1,4 Juta Anak Perempuan Afghanistan Tidak Bisa Akses Pendidikan, Menlu Retno: Kita Perlu Menggunakan Segala Cara

JAKARTA - Menteri Luar Negeri RI Retno Marsudi menyerukan perluanya penggunaan berbagai cara untuk menyuarakan aspirasi perempuan Afghanistan.

Itu dikatakan Menlu Retno pada pertemuan High-Level Side Event “Inclusion of Women in the future of Afghanistan", yang diselenggarakan pada 23 September 2024 di Markas Besar PBB, New York, Amerika Serikat.

"UNESCO mencatat setidaknya 1,4 juta anak perempuan Afghanistan dilarang mengakses pendidikan menengah pada tahun 2024. Kondisi yang mengkhawatirkan ini perlu menjadi perhatian kita bersama," kata Menlu Retno, dalam keterangan Kementerian Luar Negeri RI 24 September.

Pertemuan yang diadakan di sela-sela High-level Week Sidang Majelis Umum PBB ke-79 ini untuk mendorong pelibatan dan pemenuhan hak-hak perempuan serta proses perdamaian di Afghanistan.

Dalam kesempatan kali ini, Indonesia menjadi tuan rumah pertemuan bersama dengan Irlandia, Qatar dan Swiss serta Women Forum on Afghanistan.

"Saya seorang wanita, seorang ibu, seorang nenek dan seorang Muslim. Namun, saya memiliki kebebasan, akses terhadap hampir semua hal. Bagaimana dengan perempuan Afghanistan? Apakah mereka memiliki hak yang sama dengan saudara laki-laki mereka?", tanya Menlu Retno kepada para peserta, ketika membuka pertemuan.

Dalam sambutannya, Menlu Retno memaparkan selama tahun 2024, Indonesia bekerja sama dengan LSM lokal di Afghanistan melaksanakan proyek psikososial yang melibatkan 400 perempuan Afghanistan.

Lebih lanjut, Indonesia juga siap untuk memberikan dukungan untuk pengembangan model bisnis microfinance syariah guna mendorong penciptaan lapangan kerja bagi para perempuan Afghanistan.

"Kita perlu menggunakan segala cara untuk menyuarakan aspirasi perempuan Afghanistan," tandas Menlu Retno.

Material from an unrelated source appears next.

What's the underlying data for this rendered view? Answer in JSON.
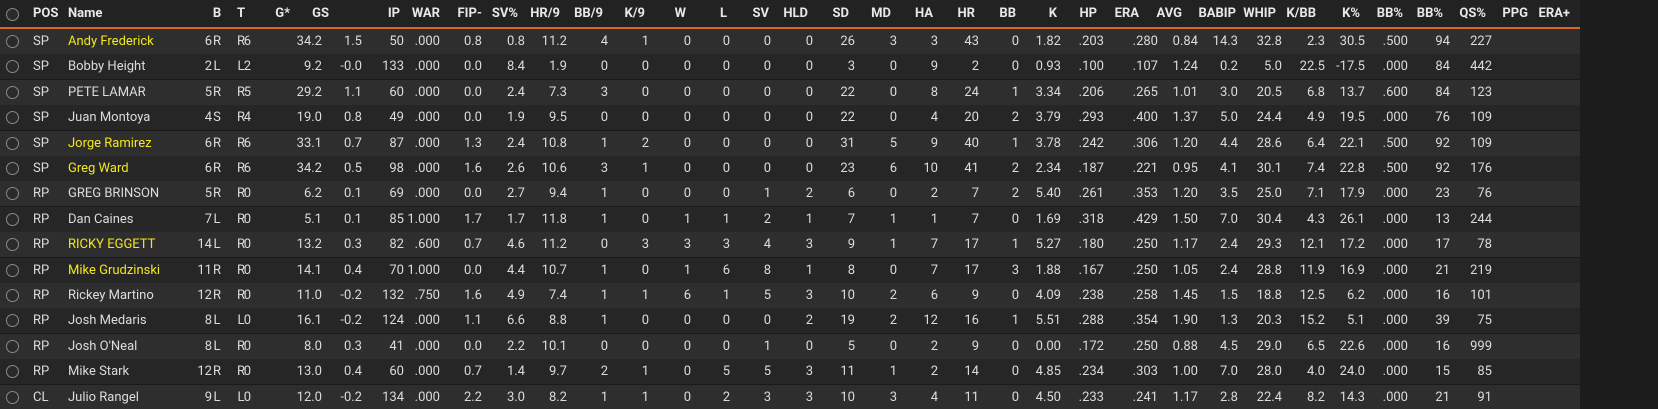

Pertemuan High-Level Side Event ini dibuka oleh Sekjen PBB Antonio Guterres, Presiden Swiss Viola Amherd dan Menteri Luar Negeri RI. Diskusi juga menghadirkan Menteri Luar Negeri Irlandia dan Qatar, Fawzia Koofi dan Habiba Sarabi yang merupakan aktivis perempuan Afghanistan, serta Under-Secretary-General PBB untuk isu Politik dan Bina Damai Rosemary DiCarlo.

Sekjen PBB menyampaikan, perempuan Afghanistan mengalami tingkat kekerasan berbasis gender dan angka kematian ibu yang tinggi.

"Para perempuan Afghanistan menyampaikan kepada PBB bahwa mereka merasa tidak aman, terisolasi, dan tidak berdaya karena mereka kehilangan kemampuan untuk menafkahi keluarga atau berkontribusi bagi masyarakat mereka," ujar Sekjen Guterres.

Pertemuan ini mencatat pentingnya peran akses pendidikan bagi perempuan Afghanistan, serta kesempatan untuk dapat bekerja, termasuk dalam posisi kepemimpinan.